Akbank Sanat Beyoğlu, İstanbul  
24 Haziran - 31 Temmuz 2009

İstanbul’dan genç sanatçı Reysi Kamhi, iki küçük eskiz defterinde arkadaşlarının Facebook’taki hallerinin tasvirini sunuyor. Renkli, figüratif desen ve çizimlerin olduğu ‘Albüm’ isimli çalışmada dijital olan yine taktik haline dönüşüyor ve izleyici, tersine çevrilmiş bir durumla karşı karşıya kalıyor. İnternetin özel-kamusal çizgilerinin bulanıklaştığı alandan, sanatçının defterine aktarılan şey sadece izlenimler oluyor. Fakat bu suretler, medyanın sosyopolitik dünyasından çıktıklarında sanatçıya kendi gerçekliğinin portreleri olarak geri dönüyor.

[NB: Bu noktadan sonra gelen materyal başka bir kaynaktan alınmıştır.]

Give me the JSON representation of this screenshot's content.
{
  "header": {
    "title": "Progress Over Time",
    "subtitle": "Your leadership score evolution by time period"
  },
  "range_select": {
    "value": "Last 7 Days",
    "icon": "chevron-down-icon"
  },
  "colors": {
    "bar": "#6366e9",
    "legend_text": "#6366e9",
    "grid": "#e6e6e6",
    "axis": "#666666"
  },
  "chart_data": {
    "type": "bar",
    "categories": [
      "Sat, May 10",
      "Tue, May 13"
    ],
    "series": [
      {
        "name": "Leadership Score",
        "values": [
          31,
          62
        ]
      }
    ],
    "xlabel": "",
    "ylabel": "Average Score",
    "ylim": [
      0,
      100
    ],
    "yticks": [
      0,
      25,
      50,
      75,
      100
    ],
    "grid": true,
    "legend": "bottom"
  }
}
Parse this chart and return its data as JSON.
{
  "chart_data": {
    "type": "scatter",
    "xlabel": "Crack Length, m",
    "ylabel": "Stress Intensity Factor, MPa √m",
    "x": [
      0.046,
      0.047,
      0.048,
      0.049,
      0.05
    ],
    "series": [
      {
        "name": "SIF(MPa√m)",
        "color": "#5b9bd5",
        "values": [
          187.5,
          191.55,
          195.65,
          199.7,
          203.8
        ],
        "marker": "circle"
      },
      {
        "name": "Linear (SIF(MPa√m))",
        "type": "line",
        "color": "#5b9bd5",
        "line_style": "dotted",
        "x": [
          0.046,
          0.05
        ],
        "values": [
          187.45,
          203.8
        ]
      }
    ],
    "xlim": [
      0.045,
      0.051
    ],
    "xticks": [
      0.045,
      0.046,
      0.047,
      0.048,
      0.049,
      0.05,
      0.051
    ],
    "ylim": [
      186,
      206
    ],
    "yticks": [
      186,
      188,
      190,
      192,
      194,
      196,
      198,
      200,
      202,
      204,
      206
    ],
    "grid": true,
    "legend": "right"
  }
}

Burcu Yağcıoğlu ‘Seni Yutardım’ isimli video çalışmasında, genç bir kadının, kendi yüzünü ve saçını kullanarak örtünmesini gösteriyor. Sanatçıların jeopolitik olarak yaftalanmasını ve güncel sanat pazarının beklenen egzotizmlerini yansıtan yavaş ve sessiz video, ‘örtünme’ eyleminin gerçek ya da hayali ‘öteki’ kavramı ile olan ilişkisini sorguluyor.

Sergiye Mersin’den katılan Güven Bozkurt, siyaz beyaz video portrelerinden oluşan ‘Eyle’ isimli çalışmasında, sadece yükselen sigara dumanının ve ızgara buharının hareket ve zamanı ele verdiği yaşam fotoğrafları üretiyor. Video, kameranın objektifine hareketsizce anlık görüntülerini sunan portreleri ve portrelerin taşıdığı toplumsal ruh hallerini şiirsel bir anlatımla izleyiciye sunuyor. izleyici, durağanlığın yaratttığı kaygısız, anlamsız bir yaşam kesitine tanıklık ediyor.

Diğer bir ağır çekim görüntü de bu defa oldukça estetik bir biçimde ve hipergerçekçi bir yaklaşımla yaratılmış üç boyutlu animasyon çalışma ‘michael 4.0 / damnedface’ de karşımıza çıkıyor. Yağız Özgen, Barok resmin ışık anlayışı ile yorumladığı yapay izlenim bilgisayar animasyonunda, izole edilmiş genç bir erkek portresinin iyiden kötüye doğru yaklaşık 3 dakika süren gizli ruhsal dönüşümünü gösteriyor.

Fırat Bingöl ve Tuncay Murat Atal’a ait diğer iki video işi de gayet basit, absürd ve rahatlatıcı derecede mizahlı hikayelerini anlatmak için yine oto-portreyi kullanıyor.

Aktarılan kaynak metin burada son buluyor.